These stats prove Yankees doing 2 key things they couldn’t in 2021

NEW YORK, NEW YORK - MAY 24: Jordan Montgomery #47 of the New York Yankees pitches against the Baltimore Orioles during their game at Yankee Stadium on May 24, 2022 in New York City. (Photo by Al Bello/Getty Images)
NEW YORK, NEW YORK - MAY 24: Jordan Montgomery #47 of the New York Yankees pitches against the Baltimore Orioles during their game at Yankee Stadium on May 24, 2022 in New York City. (Photo by Al Bello/Getty Images)

While this story could wrap up in about five seconds and contain only the words, “They’re beating bad teams, they’re beating good teams, and they’re consistently winning baseball games,” the 2022 New York Yankees‘ hard work to differentiate themselves from their predecessors deserves a deeper dive.

2021 would’ve been a watershed season for most MLB franchises, but once you look under the hood, it stands as a black mark on the Yankees’ recent record. After all, 2020 was supposed to be the year, with Gerrit Cole finally atop the rotation. Instead, 100 regular season games were stolen, the Yanks never gelled, and the Rays ultimately won a five-game ALDS that took place entirely in an empty ballpark in San Diego.

Expectations were notably high for a return to normalcy in 2021, and yet … regression across the board greeted Yankee fans during a 162-game season where 98% of the games felt like hanging on for dear life. Nobody got better. Everybody got worse. The team’s 92-70 record featured at least eight unconscionable bullpen losses, and yet the metrics claim the Yankees actually got lucky; their pythagorean record was just 86-76.

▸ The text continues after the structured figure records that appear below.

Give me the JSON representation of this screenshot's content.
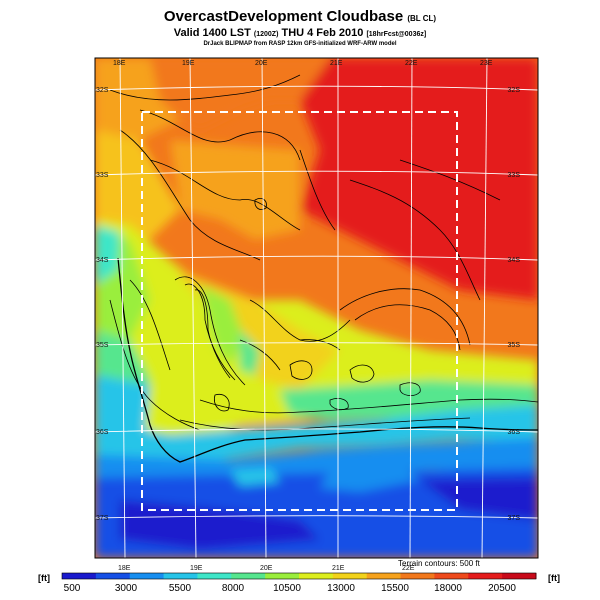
{
  "header": {
    "title": "OvercastDevelopment Cloudbase",
    "title_suffix": "(BL CL)",
    "valid": "Valid 1400 LST",
    "valid_code": "(1200Z)",
    "valid_date": "THU 4 Feb 2010",
    "valid_suffix": "[18hrFcst@0036z]",
    "source": "DrJack BLIPMAP from RASP 12km GFS-initialized WRF-ARW model"
  },
  "map": {
    "lon_labels_top": [
      "18E",
      "19E",
      "20E",
      "21E",
      "22E",
      "23E"
    ],
    "lon_labels_bottom": [
      "18E",
      "19E",
      "20E",
      "21E",
      "22E"
    ],
    "lat_labels": [
      "32S",
      "33S",
      "34S",
      "35S",
      "36S",
      "37S"
    ],
    "terrain_note": "Terrain contours: 500 ft",
    "subdomain_box": "dashed white",
    "contour_color": "#000000",
    "grid_color": "#ffffff"
  },
  "colorbar": {
    "unit_left": "[ft]",
    "unit_right": "[ft]",
    "ticks": [
      "500",
      "3000",
      "5500",
      "8000",
      "10500",
      "13000",
      "15500",
      "18000",
      "20500"
    ],
    "colors": [
      "#1a1acd",
      "#1650e6",
      "#178ef0",
      "#26c4e8",
      "#3ee6c8",
      "#56e68e",
      "#9aee3c",
      "#dcee1e",
      "#f2d21a",
      "#f6a21c",
      "#f2781c",
      "#ee4a1c",
      "#e41c1c",
      "#c80a1a"
    ]
  }
}
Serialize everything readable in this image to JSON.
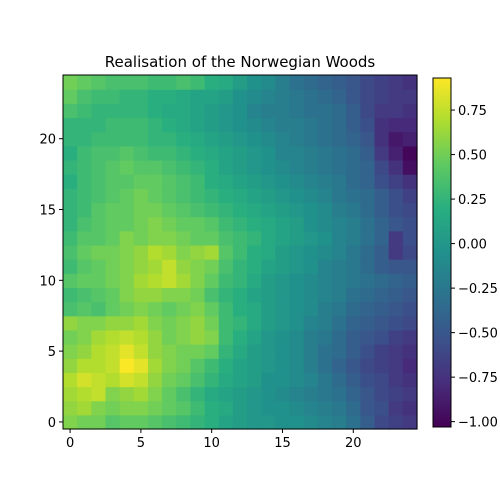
{
  "chart_data": {
    "type": "heatmap",
    "title": "Realisation of the Norwegian Woods",
    "xlabel": "",
    "ylabel": "",
    "colormap": "viridis",
    "grid": false,
    "origin": "lower",
    "x_ticks": [
      "0",
      "5",
      "10",
      "15",
      "20"
    ],
    "y_ticks": [
      "0",
      "5",
      "10",
      "15",
      "20"
    ],
    "x_range": [
      -0.5,
      24.5
    ],
    "y_range": [
      -0.5,
      24.5
    ],
    "colorbar": {
      "vmin": -1.03,
      "vmax": 0.93,
      "ticks": [
        "0.75",
        "0.50",
        "0.25",
        "0.00",
        "−0.25",
        "−0.50",
        "−0.75",
        "−1.00"
      ],
      "tick_values": [
        0.75,
        0.5,
        0.25,
        0.0,
        -0.25,
        -0.5,
        -0.75,
        -1.0
      ]
    },
    "values": [
      [
        0.55,
        0.5,
        0.5,
        0.4,
        0.45,
        0.45,
        0.4,
        0.35,
        0.3,
        0.25,
        0.2,
        0.1,
        0.05,
        0.0,
        0.0,
        -0.05,
        -0.05,
        -0.1,
        -0.15,
        -0.2,
        -0.3,
        -0.45,
        -0.6,
        -0.65,
        -0.7
      ],
      [
        0.6,
        0.65,
        0.55,
        0.5,
        0.55,
        0.55,
        0.5,
        0.45,
        0.4,
        0.3,
        0.2,
        0.15,
        0.05,
        0.0,
        -0.05,
        -0.05,
        -0.1,
        -0.15,
        -0.2,
        -0.25,
        -0.35,
        -0.5,
        -0.55,
        -0.7,
        -0.75
      ],
      [
        0.65,
        0.7,
        0.75,
        0.55,
        0.6,
        0.65,
        0.55,
        0.45,
        0.35,
        0.25,
        0.15,
        0.1,
        0.05,
        0.0,
        -0.05,
        -0.1,
        -0.15,
        -0.2,
        -0.25,
        -0.3,
        -0.4,
        -0.5,
        -0.6,
        -0.65,
        -0.7
      ],
      [
        0.7,
        0.8,
        0.75,
        0.7,
        0.8,
        0.75,
        0.6,
        0.5,
        0.45,
        0.35,
        0.25,
        0.15,
        0.1,
        0.05,
        -0.05,
        -0.05,
        -0.1,
        -0.15,
        -0.25,
        -0.35,
        -0.45,
        -0.55,
        -0.6,
        -0.7,
        -0.75
      ],
      [
        0.6,
        0.7,
        0.7,
        0.75,
        0.92,
        0.85,
        0.65,
        0.55,
        0.5,
        0.4,
        0.3,
        0.2,
        0.1,
        0.05,
        0.0,
        -0.05,
        -0.1,
        -0.2,
        -0.3,
        -0.4,
        -0.5,
        -0.6,
        -0.65,
        -0.7,
        -0.8
      ],
      [
        0.55,
        0.6,
        0.7,
        0.75,
        0.85,
        0.75,
        0.6,
        0.55,
        0.5,
        0.5,
        0.45,
        0.25,
        0.15,
        0.05,
        0.0,
        -0.05,
        -0.1,
        -0.2,
        -0.3,
        -0.35,
        -0.45,
        -0.55,
        -0.65,
        -0.7,
        -0.75
      ],
      [
        0.5,
        0.55,
        0.65,
        0.7,
        0.75,
        0.7,
        0.6,
        0.5,
        0.55,
        0.6,
        0.55,
        0.3,
        0.2,
        0.1,
        0.0,
        -0.05,
        -0.1,
        -0.2,
        -0.25,
        -0.35,
        -0.45,
        -0.5,
        -0.55,
        -0.65,
        -0.7
      ],
      [
        0.6,
        0.55,
        0.55,
        0.6,
        0.6,
        0.65,
        0.55,
        0.5,
        0.55,
        0.6,
        0.5,
        0.3,
        0.25,
        0.15,
        0.05,
        0.0,
        -0.05,
        -0.15,
        -0.2,
        -0.3,
        -0.4,
        -0.45,
        -0.5,
        -0.55,
        -0.6
      ],
      [
        0.35,
        0.4,
        0.35,
        0.45,
        0.5,
        0.55,
        0.5,
        0.45,
        0.5,
        0.55,
        0.45,
        0.3,
        0.2,
        0.15,
        0.05,
        0.0,
        -0.05,
        -0.1,
        -0.2,
        -0.25,
        -0.35,
        -0.4,
        -0.45,
        -0.5,
        -0.55
      ],
      [
        0.3,
        0.35,
        0.4,
        0.45,
        0.55,
        0.6,
        0.6,
        0.55,
        0.55,
        0.5,
        0.35,
        0.25,
        0.2,
        0.1,
        0.05,
        0.0,
        -0.05,
        -0.1,
        -0.15,
        -0.2,
        -0.3,
        -0.35,
        -0.4,
        -0.45,
        -0.5
      ],
      [
        0.4,
        0.45,
        0.45,
        0.5,
        0.55,
        0.65,
        0.7,
        0.75,
        0.65,
        0.55,
        0.45,
        0.3,
        0.25,
        0.15,
        0.05,
        0.0,
        -0.05,
        -0.1,
        -0.15,
        -0.2,
        -0.25,
        -0.3,
        -0.35,
        -0.4,
        -0.45
      ],
      [
        0.3,
        0.4,
        0.45,
        0.5,
        0.55,
        0.6,
        0.65,
        0.75,
        0.6,
        0.55,
        0.5,
        0.35,
        0.25,
        0.2,
        0.1,
        0.05,
        0.0,
        -0.05,
        -0.15,
        -0.2,
        -0.25,
        -0.35,
        -0.45,
        -0.5,
        -0.5
      ],
      [
        0.35,
        0.45,
        0.5,
        0.5,
        0.55,
        0.6,
        0.7,
        0.65,
        0.55,
        0.6,
        0.65,
        0.4,
        0.3,
        0.2,
        0.15,
        0.05,
        0.0,
        -0.05,
        -0.1,
        -0.15,
        -0.25,
        -0.35,
        -0.45,
        -0.7,
        -0.6
      ],
      [
        0.3,
        0.4,
        0.4,
        0.45,
        0.55,
        0.5,
        0.55,
        0.55,
        0.5,
        0.45,
        0.45,
        0.35,
        0.3,
        0.25,
        0.15,
        0.1,
        0.05,
        0.0,
        -0.05,
        -0.15,
        -0.2,
        -0.3,
        -0.4,
        -0.7,
        -0.55
      ],
      [
        0.25,
        0.35,
        0.4,
        0.45,
        0.45,
        0.5,
        0.55,
        0.5,
        0.45,
        0.45,
        0.4,
        0.3,
        0.25,
        0.2,
        0.15,
        0.1,
        0.05,
        -0.05,
        -0.1,
        -0.15,
        -0.2,
        -0.3,
        -0.4,
        -0.5,
        -0.55
      ],
      [
        0.25,
        0.3,
        0.4,
        0.45,
        0.45,
        0.5,
        0.5,
        0.45,
        0.4,
        0.35,
        0.3,
        0.25,
        0.2,
        0.15,
        0.1,
        0.05,
        0.0,
        -0.05,
        -0.1,
        -0.2,
        -0.25,
        -0.35,
        -0.45,
        -0.55,
        -0.6
      ],
      [
        0.25,
        0.3,
        0.35,
        0.4,
        0.45,
        0.5,
        0.45,
        0.4,
        0.35,
        0.3,
        0.25,
        0.2,
        0.15,
        0.1,
        0.05,
        0.0,
        -0.05,
        -0.1,
        -0.15,
        -0.25,
        -0.3,
        -0.35,
        -0.45,
        -0.55,
        -0.65
      ],
      [
        0.2,
        0.3,
        0.35,
        0.4,
        0.4,
        0.45,
        0.45,
        0.4,
        0.35,
        0.3,
        0.2,
        0.15,
        0.1,
        0.05,
        0.0,
        -0.05,
        -0.1,
        -0.15,
        -0.2,
        -0.25,
        -0.35,
        -0.4,
        -0.55,
        -0.65,
        -0.75
      ],
      [
        0.25,
        0.3,
        0.35,
        0.4,
        0.45,
        0.4,
        0.4,
        0.35,
        0.3,
        0.25,
        0.2,
        0.1,
        0.05,
        0.0,
        -0.05,
        -0.1,
        -0.15,
        -0.2,
        -0.25,
        -0.3,
        -0.35,
        -0.4,
        -0.6,
        -0.75,
        -0.95
      ],
      [
        0.2,
        0.3,
        0.35,
        0.35,
        0.4,
        0.35,
        0.3,
        0.3,
        0.25,
        0.2,
        0.15,
        0.1,
        0.05,
        0.0,
        -0.05,
        -0.15,
        -0.15,
        -0.2,
        -0.25,
        -0.3,
        -0.35,
        -0.45,
        -0.7,
        -0.85,
        -1.0
      ],
      [
        0.25,
        0.25,
        0.3,
        0.3,
        0.3,
        0.3,
        0.25,
        0.25,
        0.2,
        0.15,
        0.1,
        0.05,
        0.0,
        -0.05,
        -0.1,
        -0.15,
        -0.2,
        -0.25,
        -0.3,
        -0.35,
        -0.4,
        -0.5,
        -0.75,
        -0.9,
        -0.85
      ],
      [
        0.25,
        0.25,
        0.25,
        0.3,
        0.3,
        0.3,
        0.25,
        0.2,
        0.15,
        0.1,
        0.05,
        0.0,
        -0.05,
        -0.1,
        -0.15,
        -0.2,
        -0.2,
        -0.25,
        -0.3,
        -0.35,
        -0.45,
        -0.55,
        -0.75,
        -0.8,
        -0.8
      ],
      [
        0.35,
        0.3,
        0.25,
        0.25,
        0.25,
        0.25,
        0.2,
        0.15,
        0.15,
        0.1,
        0.05,
        0.0,
        -0.05,
        -0.15,
        -0.2,
        -0.2,
        -0.25,
        -0.3,
        -0.3,
        -0.35,
        -0.45,
        -0.6,
        -0.7,
        -0.7,
        -0.75
      ],
      [
        0.45,
        0.35,
        0.3,
        0.3,
        0.25,
        0.25,
        0.2,
        0.2,
        0.15,
        0.1,
        0.1,
        0.05,
        -0.05,
        -0.1,
        -0.15,
        -0.2,
        -0.25,
        -0.3,
        -0.35,
        -0.4,
        -0.5,
        -0.6,
        -0.65,
        -0.7,
        -0.7
      ],
      [
        0.5,
        0.45,
        0.4,
        0.35,
        0.35,
        0.35,
        0.3,
        0.3,
        0.35,
        0.3,
        0.2,
        0.15,
        0.05,
        -0.05,
        -0.1,
        -0.2,
        -0.3,
        -0.35,
        -0.4,
        -0.45,
        -0.5,
        -0.6,
        -0.65,
        -0.7,
        -0.75
      ]
    ]
  }
}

They were terrible. They should’ve been worse. And the experience was particularly grating because of how close every game was. When the starting pitching worked, the offense faltered. When they offense smashed, the starters bailed early. When the bullpen was handled a three-run lead, the game was a coin flip.

After a 7-6 start to 2022 that felt devastatingly familiar, in both record and roller-coaster vibe, the Yankees have turned this season around by doing the two things they couldn’t in 2021: winning blowouts, and pushing starters deep into games (because they’re dominating).

Tuesday’s 9-1 series opener against the Angels was a perfect example of something that’s no longer an outlier, and is essential to a team’s long-term health.

Yankees winning blowouts in 2022, absorbing amazing starts

Stop me if you’ve heard this, but the Yankees don’t exactly have a deep bullpen at the moment. Aroldis Chapman and Jonathan Loaisiga both got off to shaky starts to 2022, and are now on the shelf. Say what you want about Chad Green, but his high-leverage struggles came in part because he was trusted to handle high-leverage innings, a role that will now go to untested prospects like Clarke Schmidt and Ron Marinaccio.

The fewer 2022 games that come down to the stretched-thin bullpen, the better. Occasionally, a really good team has to punish its opponents, allowing Miguel Castro and David McKay to finish off an easy victory (we’ll ignore Clay Holmes warming up … for now …).

This applies to losses, as well; at some point, an unfortunate blowout will give the ‘pen an extra breather. But that’s no fun to talk about. Losses suck. For now, the Bombers have to keep their feet on the gas pedal and control as many victories as they can from start to finish.

That task will be easier, in large part, due to their stunning rotation (though ex-Marlins president David Samson might think otherwise). Snake-bitten Jordan Montgomery dominated the Angels on Tuesday night, marking the Yankees’ ninth start of seven or more innings out of the team’s first 49 games. Over the first two weeks of the season, featuring countless 4-to-5-inning starts, did that seem possible?

There are four months left on the clock, but the 2022 Yankees are fundamentally different than the team that preceded them, ready to absorb struggles from Joey Gallo and Aaron Hicks because of pitching, defense, and a usually-relentless offensive attack that transcends personnel.

They may have stretches of weakness, but as long as the starters are going deep and the offense keeps the pressure on, things should eventually normalize again. Remember trusting the Yankees? An incredible feeling.